I have never hunted in my life, unless you consider fishing to be part of the whole hunting genre… Rumor has it, I cried when Bambi’s mother died, I cried when they shot Old Yeller, and I thought Dances With Wolves was yet another way for Hollywood to stab me in the heart when Kevin Costner’s wolf died. And even though I enjoy fishing, I fretted for days trying to figure out the quickest and most humane way to kill a trout once I made the transition from sport to take-home fishing. Yea, I live in Portland. So what.
I decided to review Deer Hunter 2014 for two reasons: a) I always see drunk jocks playing Buck Hunter at my local bars on Saturdays (the one with the actual plastic shotguns) and, b) I’ve been into testing my boundaries lately. After downloading, installing, and playing Deer Hunter a good way into the first campaign – the Pacific Northwest (fitting) – I’m happy to say that my inner-hippy isn’t screaming and clawing its way out of my mortal coil.
You begin Deer Hunter 2014 with a basic rifle and tickets to the standard Hunting, Trophy, and Contract Hunt game modes. The Hunting campaign takes you through various challenges, aiming for specific organs under a strict timer-clock. Initially, you’ll just kill a couple goats however best you can manage; a bullet through the noggin’, one through the lungs, or maybe a combo of generic body shots. Once you take home a few heads, it’s game on for Deer Hunter. Your hunts are either in broad daylight or under the cover of moonlight, and a stray shot will send your prey scattering. While the arcade games make readjusting your sights somewhat easy with a physical plastic gun, there is no such luxury in Deer Hunter. You need to get it right the first time, or you’re assed-out.
Missions quickly begin requiring you target specific organs – heart, lungs – in order to take down your prey. Hearts, obviously, are pretty damned small and hard to target if an animal is walking around. Lucky for you, your rifle sports an infrared scope. Toggling the infrared will net you a few seconds of thermal-cam hunting, but this option is battery powered and limited in duration. Let’s say the mission has you killing two wolves with heart shots… Within a minute or so, you’ll need to target, zoom (with the scope), flip on the infrared mode, and take a shot. Times two. Deer Hunter’s difficulty ramps up fairly quickly.

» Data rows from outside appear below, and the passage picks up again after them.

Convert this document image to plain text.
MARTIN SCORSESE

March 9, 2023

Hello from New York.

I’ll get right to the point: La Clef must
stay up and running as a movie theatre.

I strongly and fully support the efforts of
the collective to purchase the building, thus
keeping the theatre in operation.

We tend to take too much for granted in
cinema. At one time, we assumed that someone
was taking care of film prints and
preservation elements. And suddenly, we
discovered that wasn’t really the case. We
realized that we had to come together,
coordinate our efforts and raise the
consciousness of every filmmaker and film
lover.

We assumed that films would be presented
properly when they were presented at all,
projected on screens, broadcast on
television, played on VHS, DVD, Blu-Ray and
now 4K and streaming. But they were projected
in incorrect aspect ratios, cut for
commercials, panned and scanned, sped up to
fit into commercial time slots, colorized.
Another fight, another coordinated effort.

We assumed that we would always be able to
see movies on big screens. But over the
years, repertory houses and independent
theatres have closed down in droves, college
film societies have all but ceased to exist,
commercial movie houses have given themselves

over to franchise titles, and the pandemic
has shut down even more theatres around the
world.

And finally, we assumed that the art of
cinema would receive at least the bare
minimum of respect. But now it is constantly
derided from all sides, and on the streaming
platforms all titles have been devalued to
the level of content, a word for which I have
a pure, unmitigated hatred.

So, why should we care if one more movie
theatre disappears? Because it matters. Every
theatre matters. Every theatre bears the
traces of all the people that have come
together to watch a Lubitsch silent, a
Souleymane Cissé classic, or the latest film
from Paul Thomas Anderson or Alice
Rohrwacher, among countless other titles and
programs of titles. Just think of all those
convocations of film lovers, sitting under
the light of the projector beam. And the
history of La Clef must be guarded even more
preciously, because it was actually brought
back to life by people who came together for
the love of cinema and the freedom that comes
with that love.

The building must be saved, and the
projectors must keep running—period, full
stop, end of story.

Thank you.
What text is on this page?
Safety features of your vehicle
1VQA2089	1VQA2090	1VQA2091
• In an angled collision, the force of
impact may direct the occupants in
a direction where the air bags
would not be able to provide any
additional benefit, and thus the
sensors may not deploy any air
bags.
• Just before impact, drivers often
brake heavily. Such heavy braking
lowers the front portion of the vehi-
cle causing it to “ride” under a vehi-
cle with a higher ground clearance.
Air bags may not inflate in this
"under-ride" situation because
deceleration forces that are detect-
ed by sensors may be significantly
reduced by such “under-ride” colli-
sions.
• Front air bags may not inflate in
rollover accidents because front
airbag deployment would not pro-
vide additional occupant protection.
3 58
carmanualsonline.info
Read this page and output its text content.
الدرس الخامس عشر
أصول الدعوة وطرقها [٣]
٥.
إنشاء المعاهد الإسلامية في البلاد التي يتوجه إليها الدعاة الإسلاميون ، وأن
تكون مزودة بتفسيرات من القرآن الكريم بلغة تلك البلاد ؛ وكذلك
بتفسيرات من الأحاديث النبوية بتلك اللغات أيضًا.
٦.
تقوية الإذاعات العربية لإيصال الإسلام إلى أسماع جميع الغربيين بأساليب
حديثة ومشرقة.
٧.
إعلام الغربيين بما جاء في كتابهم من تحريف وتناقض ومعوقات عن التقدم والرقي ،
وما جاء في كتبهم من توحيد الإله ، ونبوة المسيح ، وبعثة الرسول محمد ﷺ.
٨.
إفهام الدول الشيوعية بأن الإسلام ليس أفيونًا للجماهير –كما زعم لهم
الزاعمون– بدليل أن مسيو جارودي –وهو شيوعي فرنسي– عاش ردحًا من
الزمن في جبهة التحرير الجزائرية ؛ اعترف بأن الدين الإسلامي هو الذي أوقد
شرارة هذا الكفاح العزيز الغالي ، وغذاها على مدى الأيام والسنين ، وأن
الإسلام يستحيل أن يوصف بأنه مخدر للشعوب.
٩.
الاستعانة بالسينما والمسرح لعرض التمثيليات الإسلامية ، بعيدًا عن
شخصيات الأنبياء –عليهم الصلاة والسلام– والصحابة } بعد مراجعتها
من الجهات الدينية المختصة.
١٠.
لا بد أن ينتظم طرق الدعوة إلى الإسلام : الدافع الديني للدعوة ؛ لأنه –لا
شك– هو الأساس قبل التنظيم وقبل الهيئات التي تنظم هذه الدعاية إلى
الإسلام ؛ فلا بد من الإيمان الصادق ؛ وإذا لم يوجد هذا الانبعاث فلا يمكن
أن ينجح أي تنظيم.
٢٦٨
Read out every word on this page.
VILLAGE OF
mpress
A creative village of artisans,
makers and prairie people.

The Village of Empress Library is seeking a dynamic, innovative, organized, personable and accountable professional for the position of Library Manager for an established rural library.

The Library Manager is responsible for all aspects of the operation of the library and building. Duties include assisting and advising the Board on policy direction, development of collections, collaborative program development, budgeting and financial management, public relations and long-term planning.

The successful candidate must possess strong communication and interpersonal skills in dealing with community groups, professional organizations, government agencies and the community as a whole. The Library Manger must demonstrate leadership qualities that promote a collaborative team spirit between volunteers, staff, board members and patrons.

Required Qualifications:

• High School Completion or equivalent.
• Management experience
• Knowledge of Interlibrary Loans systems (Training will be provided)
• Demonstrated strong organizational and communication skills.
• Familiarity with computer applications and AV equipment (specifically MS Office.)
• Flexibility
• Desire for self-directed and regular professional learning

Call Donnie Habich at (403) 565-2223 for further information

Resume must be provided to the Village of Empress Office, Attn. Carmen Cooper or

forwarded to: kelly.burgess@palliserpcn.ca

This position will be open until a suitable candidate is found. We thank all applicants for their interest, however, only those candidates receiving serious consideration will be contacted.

In addition to the number of animals and the specificity of organs, missions begin suggesting (and requiring) certain stats from your weapons. As you complete the various missions, story and trophy, you’ll collect cash. You can spend your hard earned cash on weapon upgrades (stock, barrel, scope, ammo, etc.) as well as entirely new weapons. Deer Hunter features four gun types – pistol, shotgun, rifle, and automatic rifle – so you’ll never get bored decimating the local deer population.
It’s Always About Energy
Glu Mobile starts making things tricky quite quickly though with the usual mobile game trappings, in the form of energy and imports. You can get away with playing a few missions gratis, but your energy meter steadily depletes. Obviously, you can purchase more energy by giving Glu Mobile some real-world money. Energy aside, once you get to the upper-tier weapon upgrades you’ll start to import your parts. What does this mean? You get to wait 5min of real-world time before your upgrade becomes active. And yes, you can spend Glu Coins to speed the process. Typical mobile trappings.
If you find that the main hunting mission requires higher specs in terms of damage or sight or clip, you can always switch to the side-campaigns and do some trophy hunting. Take your shotgun and blast some ducks from the sky or go after Old One-Eye with your trusty rifle. All of the trophy missions net you money, even if you fail, so you’ll be constantly upgrading and buying new guns. Why isn’t this game sponsored by the NRA?
A Swipe Away
Over all, the graphics are dialed-in and glitch free. Nighttime hunts are especially pretty, featuring fireflies floating about on the screen. I thought it was a tad on the easy side, to be honest. Anyone with a decent finger could pick off two goats in a heartbeat, so running out of energy happens frequently and easily. I’m sure this was the plan. The only gripe I had in playing Deer Hunter 2014 was that you pretty much have to kill your targets flawlessly, on the first shot. If you miss or get a body shot, the animals scatter and eventually run off screen. Due to the awkward tablet interface and having to swipe to catch up with the fleeing prey, you have no chance in hell to get in a make-up shot. There’s simply no comparison to having that plastic shotgun at the ready.
Deer Hunter 2014 is an attractive diversion for those of you who are stuck inside for the winter, dreaming about next spring’s hunt. Free isn’t a bad price to pay, but you’ll quickly run up against the game’s energy and import limitations. However, I’ve found that all you need is to have a few of these energy based games running simultaneously to make it worth your while. Deer Hunter 2014 is a solid title in the hunting genre, if not a tad bit simplistic.